2. Does Slender Man count when it's blatantly engineered online? I say it does, because it was engineered naturally, by many minds, over time. The lack of personality or emotion make its variable backstory all the more unique, and confusing in a threatening, incomprehensible way. Marble Hornets is my definitive Slender Man story, because it does an excellent job of inserting the weird, mysterious nature and behavior of the Man into what should be the bland everyday dullness of some twenty-somethings filming low quality YouTube videos.

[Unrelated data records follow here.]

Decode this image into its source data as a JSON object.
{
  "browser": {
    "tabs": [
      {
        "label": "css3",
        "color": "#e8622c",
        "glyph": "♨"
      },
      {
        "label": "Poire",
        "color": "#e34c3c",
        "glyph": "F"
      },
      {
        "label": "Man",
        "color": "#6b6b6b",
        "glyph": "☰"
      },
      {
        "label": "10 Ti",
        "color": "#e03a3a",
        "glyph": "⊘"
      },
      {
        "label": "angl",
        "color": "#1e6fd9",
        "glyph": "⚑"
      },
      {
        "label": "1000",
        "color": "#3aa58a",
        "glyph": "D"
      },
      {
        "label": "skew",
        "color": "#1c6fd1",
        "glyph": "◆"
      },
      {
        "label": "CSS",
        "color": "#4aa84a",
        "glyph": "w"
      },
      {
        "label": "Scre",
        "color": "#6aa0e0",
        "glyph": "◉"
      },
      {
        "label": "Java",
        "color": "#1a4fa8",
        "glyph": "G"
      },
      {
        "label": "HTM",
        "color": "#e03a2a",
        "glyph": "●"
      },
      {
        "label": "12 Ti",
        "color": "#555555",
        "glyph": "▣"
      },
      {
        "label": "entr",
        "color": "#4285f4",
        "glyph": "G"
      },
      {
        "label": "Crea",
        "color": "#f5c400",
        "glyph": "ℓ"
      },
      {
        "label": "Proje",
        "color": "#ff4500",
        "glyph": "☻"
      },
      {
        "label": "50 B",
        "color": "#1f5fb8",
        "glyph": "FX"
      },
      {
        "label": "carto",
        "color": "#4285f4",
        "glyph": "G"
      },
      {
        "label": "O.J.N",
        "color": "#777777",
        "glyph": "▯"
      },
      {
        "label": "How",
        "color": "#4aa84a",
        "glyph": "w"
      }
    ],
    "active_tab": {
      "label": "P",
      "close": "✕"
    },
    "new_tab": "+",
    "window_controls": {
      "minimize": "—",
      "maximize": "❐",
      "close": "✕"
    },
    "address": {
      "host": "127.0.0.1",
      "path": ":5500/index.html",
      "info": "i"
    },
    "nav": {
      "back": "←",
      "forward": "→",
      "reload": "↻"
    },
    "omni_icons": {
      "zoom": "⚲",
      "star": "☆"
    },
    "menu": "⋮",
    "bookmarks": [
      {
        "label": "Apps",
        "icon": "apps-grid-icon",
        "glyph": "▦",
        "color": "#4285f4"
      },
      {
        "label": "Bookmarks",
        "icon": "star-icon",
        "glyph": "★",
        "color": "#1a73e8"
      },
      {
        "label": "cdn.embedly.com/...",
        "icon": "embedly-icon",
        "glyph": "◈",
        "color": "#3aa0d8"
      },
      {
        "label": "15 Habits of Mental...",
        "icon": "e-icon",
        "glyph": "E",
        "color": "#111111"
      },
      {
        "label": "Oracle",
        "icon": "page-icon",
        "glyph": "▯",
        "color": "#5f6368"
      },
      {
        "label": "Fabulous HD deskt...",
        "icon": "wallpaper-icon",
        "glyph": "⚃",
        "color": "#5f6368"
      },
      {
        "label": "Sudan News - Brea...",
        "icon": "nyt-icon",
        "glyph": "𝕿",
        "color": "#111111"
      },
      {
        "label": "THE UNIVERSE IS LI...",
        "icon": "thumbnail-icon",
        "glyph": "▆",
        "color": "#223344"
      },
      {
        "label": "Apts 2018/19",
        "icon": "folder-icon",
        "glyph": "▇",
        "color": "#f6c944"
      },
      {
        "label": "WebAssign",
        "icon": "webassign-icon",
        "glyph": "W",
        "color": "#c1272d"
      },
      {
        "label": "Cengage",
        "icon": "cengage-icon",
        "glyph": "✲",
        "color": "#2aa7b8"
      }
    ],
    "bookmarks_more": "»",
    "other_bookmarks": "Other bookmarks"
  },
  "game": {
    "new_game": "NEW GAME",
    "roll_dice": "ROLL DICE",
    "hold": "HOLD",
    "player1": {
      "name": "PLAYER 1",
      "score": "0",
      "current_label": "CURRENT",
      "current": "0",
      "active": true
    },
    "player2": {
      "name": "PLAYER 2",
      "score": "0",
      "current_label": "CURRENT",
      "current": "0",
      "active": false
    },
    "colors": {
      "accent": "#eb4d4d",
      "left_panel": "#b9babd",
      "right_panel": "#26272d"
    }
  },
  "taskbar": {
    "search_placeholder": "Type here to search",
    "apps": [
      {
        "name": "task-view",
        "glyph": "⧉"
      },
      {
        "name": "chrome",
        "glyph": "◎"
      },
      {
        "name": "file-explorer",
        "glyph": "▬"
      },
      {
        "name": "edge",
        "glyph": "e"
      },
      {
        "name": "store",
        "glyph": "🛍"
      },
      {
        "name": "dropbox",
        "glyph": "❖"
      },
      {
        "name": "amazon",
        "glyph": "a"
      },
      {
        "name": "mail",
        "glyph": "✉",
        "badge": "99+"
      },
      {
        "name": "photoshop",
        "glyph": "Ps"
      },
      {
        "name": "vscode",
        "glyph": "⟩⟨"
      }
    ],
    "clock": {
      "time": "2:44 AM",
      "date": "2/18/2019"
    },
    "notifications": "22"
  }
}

3. My folks, let me tell you about a campy little 1980s horror called Waxwork, which I had the luck to see aired on Sci Fi Channel way back in my teens. It's the only time I've ever been able to see it, and I am still enamored of it. The basic gist is that a creepy dude is using what appears to be a wax museum to lure folks in as sacrifices to bring about some vague apocalypse. The wax displays are all homages to horror films and genres—some classic, and some contemporary to Waxwork's release. Getting too close to each display reveals that it's actually a dimensional portal to another reality where the monsters are alive. Again, it's 80s camp, so more fun than scary, but . . . well movies are supposed to be fun. It also has a sequel that leans even farther away from horror and leans more into action, and also time travel. I seem to recall they're a bit gorey, and I can't remember the swearing level, but try to look them up some day, yeah?
4. Okay. I know now, as an adult, that the movie is considered pretty lame trash, but when I was a teenager, and I saw it with my sisters and cousins one Halloween, I got really really freaked out by the terrible film adaptation of Children of the Corn. Just the idea of a small town filled with slash-happy people being controlled by a murderous underground entity that we never actually get to see . . . I basically wasn't old enough to be watching movies like that, okay? I slept on the floor of my parents' room for a couple nights. One positive outcome, though: our cat Zoe, who always stayed in my parents' room, was super-happy to have a bonus human friend in the room with her. She sat just out of petting distance all night, facing me and non-stop purring. "Friiiiieeeeend. Friiiiieeeeeend." Not sure she actually slept through all that purring, but hey, she was a cat. She could sleep whenever she wanted!
—doctorlit, possibly not a good horror fan?